The best bbq temperature controller uses PID control of fan speed in response to the error signal created by the difference between the bbq grill temperature setpoint and the measured temperature at the bbq grill level as measured by the grill temperature probe.
Control of the rate of temperature change is achieved by a combination of fan speed controlled by the bbq fan controller and lower vent opening – the initial rate of change should be regulated at 6 degrees C per minute below the set point and 2 degrees C per minute above the setpoint.
Additional control of the upper vent in the event that conditions in the diagram cannot be met – upper vent opening will be reduced to choke off air-flow through the bbq grill.
In the event that the BBQ lid is opened, resulting in a sudden temperature drop, the remote control bbq should record the event and attempt to recover temperature at the rate indicated in the diagram.
In the event that the Food temperature probes reach their setpoint, rapidly reduce the bbq grill temperature to the Food setpoint temperature and hold.
In the event that two different food setpoint temperatures have been set and the lower setpoint temperature has been reached, rapidly reduce the BBQ GRILL temperature controlled by the bbq controller to the lower food setpoint. Send a notification that 1st food is ready. Once that food and the accompanying temperature probe have been removed, then raise the grill temperature to its original setpoint temperature and continue cooking until the second, higher food setpoint temperature has been reached. Once again, reduce the grill temperature to the higher second food setpoint temperature and send a notification that 2nd food is ready.
In the event that the food setpoint temperature has not yet been reached but the grill temperature cannot be maintained (due to lack of fuel), send a notification that the fuel level is low and must be replenished.
A continuous log of food temperature, grill temperature, fan speed, bottom vent position, and top vent position should be maintained in memory, and a function should exist to download this information via a USB port to a PC Excel spreadsheet. Memory should be sufficient to hold readings taken over a 24-hour period at 1 data point per minute for each recorded variable indicated above. Since there are six variables to keep track of each minute, sufficient memory for approximately 9000 pieces of data is required. A 2nd function to reset the memory should also exist.
A WiFi module will be included in the main controller hardware. This module will facilitate the passing of data from the controller via connection with a standard network to a PC or any other device which can connect to that network. Examples of data passed from the BBQ controller to the network include all temperature setpoints (food and grill), current food and grill temperatures, BBQ cover open notification, food cooked notification, low fuel notification, and, via a PC command, a complete dump of the measured temperature data stored in non-volatile memory on the BBQ controller. After this dump occurs, the BBQ controller memory will be erased.
The WiFi module in the bbq grill with WiFi will facilitate the passing of data from the bbq controller via connection with a standard network to a PC or any other device which can connect to that network.

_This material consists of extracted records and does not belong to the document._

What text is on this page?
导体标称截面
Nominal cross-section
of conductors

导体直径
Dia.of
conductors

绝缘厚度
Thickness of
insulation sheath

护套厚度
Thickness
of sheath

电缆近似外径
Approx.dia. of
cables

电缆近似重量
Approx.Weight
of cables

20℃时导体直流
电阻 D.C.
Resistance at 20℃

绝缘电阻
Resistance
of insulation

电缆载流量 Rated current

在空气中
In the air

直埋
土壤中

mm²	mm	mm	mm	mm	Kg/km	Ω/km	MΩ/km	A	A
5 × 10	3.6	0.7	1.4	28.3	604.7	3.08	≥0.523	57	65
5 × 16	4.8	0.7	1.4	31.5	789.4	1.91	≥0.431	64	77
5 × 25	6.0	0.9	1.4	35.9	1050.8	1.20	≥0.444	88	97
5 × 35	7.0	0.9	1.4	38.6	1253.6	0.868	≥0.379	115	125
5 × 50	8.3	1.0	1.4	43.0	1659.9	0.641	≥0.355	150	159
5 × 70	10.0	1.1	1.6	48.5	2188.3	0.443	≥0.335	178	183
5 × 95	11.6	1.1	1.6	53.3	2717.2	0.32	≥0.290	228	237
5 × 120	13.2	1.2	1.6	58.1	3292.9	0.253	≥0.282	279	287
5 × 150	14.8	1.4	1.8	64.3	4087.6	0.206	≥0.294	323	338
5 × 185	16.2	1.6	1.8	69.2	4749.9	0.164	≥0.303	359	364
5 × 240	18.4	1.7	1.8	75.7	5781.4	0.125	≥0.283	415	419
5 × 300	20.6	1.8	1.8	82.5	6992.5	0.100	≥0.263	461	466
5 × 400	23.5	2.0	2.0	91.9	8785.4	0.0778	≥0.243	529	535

Definition of food cooked – when the measured temperature of the food has reached the food setpoint temperature.
Definition of low fuel – when the measured grill temperature decreases for 4 minutes while, at the same time, the fan speed has increased to maximum speed, and the bottom vent servo is completely open.
Definition of grill lid open – when the temperature drops by 10 degrees over 2-minute period.
All of the time and temperature values in the previous three definitions must be accessible in the PC software in the event they need to be changed during testing.
The following picture shows a typical control plot of a BBQ where the grill setpoint temperature is 160C. Two different foods are being cooked at the same time. Each food has a different desired internal temperature represented by the Food 1 setpoint and Food 2 setpoint. Initially, the grill heats up to its set point, and as this happens, both foods start to cook. Finally, Food 1 achieves its desired internal temperature. Immediately, the grill setpoint temperature is reduced to the Food 1 setpoint temperature, and a signal is sent out to the user indicating that Food 1 is ready. Once the temperature probe for Food 1 is unplugged, the grill temperature increases to the original setpoint of 160C, and Food 2 continues to cook. When Food 2 reaches its desired internal temperature, once again, the BBQ grill temp.